Everyone is agreed that compost is good for your vegetable garden. Where people differ is in:
1. What they consider good raw materials for making compost.
2. How much compost you need to add per square metre of vegetable garden.
3. Whether it should be applied as a surface mulch or added at a deeper level.
As I use the no-dig method, I apply all my compost as a surface mulch.
With my 50sqm of growing space, my requirements are:
a. 5 cubic metres if I wish to apply a uniform 10cm covering to all beds;
b. 2 cubic metres if I wish to apply a uniform 4cm covering to all beds;
c. 55 pails, if I wish to apply 1 pail per square yard as was suggested in a 1940s publication of a prize winning gardener (of course, it might be helpful to define the volume of a pail, as no doubt different suppliers sell them in different sizes).
On a more pragmatic level, there is the issue of how much compost you can actually generate, rather than how much you would like to apply.
I have two ancient wire cages, which can realistically each be filled to contain about 0.5 cubic metres.
I also have four 0.22 cubic metre ‘daleks’, which can be used to finish compost in an environment protected from rain.
Given the fact that waste materials reduce in volume considerably, you need considerably more starting material than your final target volume of compost.
My approach is as follows:
1. I build a dedicated horse manure pile aimed at producing 0.2-0.4 cubic metres of compost to be applied in late November to the bed growing potatoes the following year.
2. I fill two wire cages in late March/early April when the first cut of grass produces a lot of green waste. I secure cardboard waste from garden centres and straw-based manure to act as brown waste. There is usually also some residue from previous piles which can act as a filler. I apply a few handfuls of volcanic rock dust as I build the layers.
These piles are usually ready to be combined at the summer solstice, at which point they are used as additives to the daleks each time sufficient kitchen waste is present in those bins. During April, May and June, grass cuttings can be left to dry to become brown waste to add to daleks along with comfrey leaves, which accelerate composting beautifully.
As a result, careful management of the bins allows two rounds of composting a year in each dalek, which means around 1 cubic metre of high quality compost is generated from the daleks. I use this to treat the other 3 beds used in the four year rotation, although reality means that it is not all applied in November, rather when it becomes available/when new crops are being transplanted.
A third pile is built in a wire cage around the solstice and a fourth around the end of September.
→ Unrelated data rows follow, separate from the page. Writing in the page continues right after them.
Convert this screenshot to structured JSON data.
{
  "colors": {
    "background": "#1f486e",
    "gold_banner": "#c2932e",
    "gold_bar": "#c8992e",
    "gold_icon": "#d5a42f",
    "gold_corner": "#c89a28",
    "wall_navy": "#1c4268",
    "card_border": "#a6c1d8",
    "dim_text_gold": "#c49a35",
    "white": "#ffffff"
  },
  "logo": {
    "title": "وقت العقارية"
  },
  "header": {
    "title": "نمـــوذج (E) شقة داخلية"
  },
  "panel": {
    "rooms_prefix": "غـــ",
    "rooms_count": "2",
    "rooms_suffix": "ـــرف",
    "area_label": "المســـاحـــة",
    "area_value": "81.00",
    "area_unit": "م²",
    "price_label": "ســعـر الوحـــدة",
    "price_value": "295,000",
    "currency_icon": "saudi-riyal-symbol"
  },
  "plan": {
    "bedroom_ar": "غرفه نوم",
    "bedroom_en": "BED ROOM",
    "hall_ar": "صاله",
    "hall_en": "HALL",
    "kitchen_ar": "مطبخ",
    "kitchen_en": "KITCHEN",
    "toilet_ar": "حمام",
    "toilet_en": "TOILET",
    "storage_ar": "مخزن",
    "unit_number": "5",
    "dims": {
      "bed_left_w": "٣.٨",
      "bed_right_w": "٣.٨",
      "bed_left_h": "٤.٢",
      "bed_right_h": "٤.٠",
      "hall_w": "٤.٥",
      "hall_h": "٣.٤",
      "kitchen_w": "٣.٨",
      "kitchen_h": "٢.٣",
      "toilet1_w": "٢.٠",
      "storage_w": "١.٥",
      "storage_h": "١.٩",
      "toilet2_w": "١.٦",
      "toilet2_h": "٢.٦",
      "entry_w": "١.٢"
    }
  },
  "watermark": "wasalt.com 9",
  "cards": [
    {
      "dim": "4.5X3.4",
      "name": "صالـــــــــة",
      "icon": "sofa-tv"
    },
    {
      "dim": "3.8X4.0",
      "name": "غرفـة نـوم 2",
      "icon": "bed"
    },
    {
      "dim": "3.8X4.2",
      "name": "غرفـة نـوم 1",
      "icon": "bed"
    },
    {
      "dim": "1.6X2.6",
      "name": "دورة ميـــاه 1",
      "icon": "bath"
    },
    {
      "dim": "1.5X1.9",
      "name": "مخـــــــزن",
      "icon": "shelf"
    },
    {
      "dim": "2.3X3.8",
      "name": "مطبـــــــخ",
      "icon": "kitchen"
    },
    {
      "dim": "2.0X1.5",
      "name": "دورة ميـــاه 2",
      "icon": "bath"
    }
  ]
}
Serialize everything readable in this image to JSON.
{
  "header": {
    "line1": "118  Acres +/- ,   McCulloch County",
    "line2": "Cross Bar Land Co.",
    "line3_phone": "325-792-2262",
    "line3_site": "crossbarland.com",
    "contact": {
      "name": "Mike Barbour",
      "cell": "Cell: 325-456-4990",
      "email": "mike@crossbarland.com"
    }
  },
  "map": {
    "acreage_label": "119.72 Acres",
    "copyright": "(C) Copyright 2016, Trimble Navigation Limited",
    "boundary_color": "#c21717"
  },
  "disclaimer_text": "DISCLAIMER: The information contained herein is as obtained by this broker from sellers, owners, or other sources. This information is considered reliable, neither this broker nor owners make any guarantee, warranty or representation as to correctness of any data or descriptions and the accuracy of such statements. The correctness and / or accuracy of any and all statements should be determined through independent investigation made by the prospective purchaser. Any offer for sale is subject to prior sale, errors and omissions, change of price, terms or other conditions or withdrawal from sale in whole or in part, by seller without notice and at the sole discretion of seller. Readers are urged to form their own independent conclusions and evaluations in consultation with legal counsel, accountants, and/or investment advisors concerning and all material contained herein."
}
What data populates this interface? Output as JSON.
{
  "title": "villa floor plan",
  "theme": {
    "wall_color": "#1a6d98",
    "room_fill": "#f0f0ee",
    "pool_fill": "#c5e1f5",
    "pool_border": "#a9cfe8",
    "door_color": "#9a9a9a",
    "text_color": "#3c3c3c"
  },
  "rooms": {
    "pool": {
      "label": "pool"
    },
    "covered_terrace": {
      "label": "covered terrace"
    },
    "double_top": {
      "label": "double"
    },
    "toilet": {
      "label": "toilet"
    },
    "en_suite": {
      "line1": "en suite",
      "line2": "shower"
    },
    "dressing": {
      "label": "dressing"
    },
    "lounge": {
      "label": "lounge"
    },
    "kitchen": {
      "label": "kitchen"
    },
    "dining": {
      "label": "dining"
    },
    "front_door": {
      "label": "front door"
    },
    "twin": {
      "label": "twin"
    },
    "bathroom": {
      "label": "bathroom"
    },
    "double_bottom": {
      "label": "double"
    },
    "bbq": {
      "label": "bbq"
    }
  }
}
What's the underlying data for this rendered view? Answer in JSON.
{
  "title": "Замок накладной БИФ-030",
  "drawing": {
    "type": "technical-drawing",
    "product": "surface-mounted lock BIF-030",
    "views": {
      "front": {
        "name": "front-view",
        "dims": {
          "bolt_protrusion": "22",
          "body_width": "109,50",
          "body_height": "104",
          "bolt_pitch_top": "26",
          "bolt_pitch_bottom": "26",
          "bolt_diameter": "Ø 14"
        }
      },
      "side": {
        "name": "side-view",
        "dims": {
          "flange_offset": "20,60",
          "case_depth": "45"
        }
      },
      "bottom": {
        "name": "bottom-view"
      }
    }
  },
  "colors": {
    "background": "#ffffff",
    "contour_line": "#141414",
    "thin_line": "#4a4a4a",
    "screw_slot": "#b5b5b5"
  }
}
These also serve as ‘fuel’ for the daleks as well as lower grade compost for some of the boundary beds which are cultivated less intensively.
As I grow tomatoes in pots, I also end up with around 0.5 cubic metres of spent tomato compost, which is used where appropriate as compost.
In a perfect world, I would apply 5-7cm of compost uniformly across all beds. In the real world, I apply 4-5cm to my best growing areas and whatever else remains to the rest.
One thing is certain, if you compost all your garden materials rather than giving it each week to the council, you will be surprised how much compost you make yourself.